El rostro de Hulda adquirió una expresión especial. No, tan sencillo verdaderamente no lo era.

—Pero tienes que comprender que lo que parece difícil para ti, tiene que ser extraordinariamente más difícil aún para aquel que trata de acercarse a ti. Tales contactos son casi imposibles en nuestros días, cuando la gente se ha hecho tan insensible e indiferente.

Por una vez Hulda se mostraba excitada.

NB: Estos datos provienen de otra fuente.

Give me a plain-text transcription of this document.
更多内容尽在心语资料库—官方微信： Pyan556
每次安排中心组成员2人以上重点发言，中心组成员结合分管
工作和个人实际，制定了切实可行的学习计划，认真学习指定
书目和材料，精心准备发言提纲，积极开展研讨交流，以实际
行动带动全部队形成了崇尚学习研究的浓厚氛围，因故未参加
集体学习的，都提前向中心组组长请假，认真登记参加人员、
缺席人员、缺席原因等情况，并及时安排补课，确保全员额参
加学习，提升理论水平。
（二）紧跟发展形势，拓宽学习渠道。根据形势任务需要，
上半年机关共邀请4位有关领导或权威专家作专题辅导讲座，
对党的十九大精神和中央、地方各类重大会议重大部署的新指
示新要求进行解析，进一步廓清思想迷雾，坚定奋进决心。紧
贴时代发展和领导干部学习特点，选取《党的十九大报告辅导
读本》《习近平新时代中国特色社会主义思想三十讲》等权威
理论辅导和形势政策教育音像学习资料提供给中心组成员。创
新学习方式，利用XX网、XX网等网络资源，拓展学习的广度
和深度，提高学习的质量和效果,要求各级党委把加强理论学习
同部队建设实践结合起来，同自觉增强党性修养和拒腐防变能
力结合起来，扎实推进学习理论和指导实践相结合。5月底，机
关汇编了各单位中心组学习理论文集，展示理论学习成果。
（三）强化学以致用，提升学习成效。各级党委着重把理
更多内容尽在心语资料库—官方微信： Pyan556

La civilización ha ido demasiado lejos, decía. Todos esos descubrimientos que ningún hombre normal comprende. Todas esas máquinas que la gente se ha procurado para escaparse de la naturaleza.

Nora sonreía. Era casi como estar oyendo a Dag. Pero Dag tenía otra teoría al respecto, que en realidad era la contraria por completo. Él había meditado sobre aquellos temas. Hulda se interesó en seguida.

—¿Cuál es la teoría?

Sí. Dag sostenía que toda la técnica, cada vez más incomprensible, por curioso que pareciera, había aumentado más que disminuido la necesidad de conocimientos sobre las grandes cuestiones referentes a la vida y a la naturaleza. De esta manera, la técnica no había sido sólo un mal. A pesar de todo, le era mucho más fácil a la razón humana el aceptar los misterios de la naturaleza que los de la técnica. Mucho más hermoso sentirse vencido por la naturaleza que por la técnica, producto de los cerebros humanos. Y que, por lo tanto, debía, sin embargo, ser considerada como una especie de milagro, menor y de inferior clase. Que, en realidad, podía ser tanto aceptada como rechazada.

Mientras que la vida y la naturaleza, por el contrario, pertenecían a los grandes misterios, de los que nadie podía prescindir y de los que, por supuesto, nadie quería verse privado. Se sentía uno elegido si los llegaba a conocer, y todos sentían respeto por ellos.

Los ojos de Nora brillaban. No sabía que había cogido tanto de las sabias palabras de Dag. Él se hubiera sentido bastante orgulloso de haberla escuchado ahora.

—Ese Dag debe de ser una persona muy inteligente —dijo Hulda.

Pero entonces movió su vieja cabeza y pareció preocupada. Se debería respetar también lo que han hecho los hombres, agregó ella con tristeza. Pero ¿qué era lo que hacían?

—Sólo tratan de encontrar algo nuevo y nunca aceptan la responsabilidad de lo que ya se ha hecho.

Hulda calló y se sumió en profundos pensamientos. Salió un fuerte suspiro de su pecho y apretó las manos de Nora bajo el chal.

—Pobre hija mía —exclamó—. Pobrecita…

—Pero ¿quién? ¿Yo? —Nora la miró sorprendida.

—No, no; tú Nora, no. Yo pienso en Agnes Cecilia.

Nora dio un respingo de sobresalto. Aquello había llegado tan de sorpresa.

—¿Agnes Cecilia?

—Sí, así la bautizaron. Tenía mucha importancia que se supiera que ella no era de Hedvig. Hedvig no se casó nunca. No era de esas personas que quieren atarse voluntariamente.

¿Hedvig? Nora tenía allí la vieja fotografía que había encontrado en la bolsa bordada de perlas. Con las dos mujeres, Agnes y Hedvig, y el niño de pecho. Se la enseñó a Hulda.

Hulda contempló largamente la fotografía. Señaló después quién era Agnes y quién era Hedvig.

—Y ese bebé era Agnes Cecilia.

—¿Era hija de Agnes, por lo tanto?

—Sí, pero fue Hedvig la que se encargó de ella.

¿Encargarse de ella…? Nora escuchaba con atención.

—Sí, y lo hizo muy bien, eso lo puedo yo certificar. Hedvig era un verdadero tipo de mujer.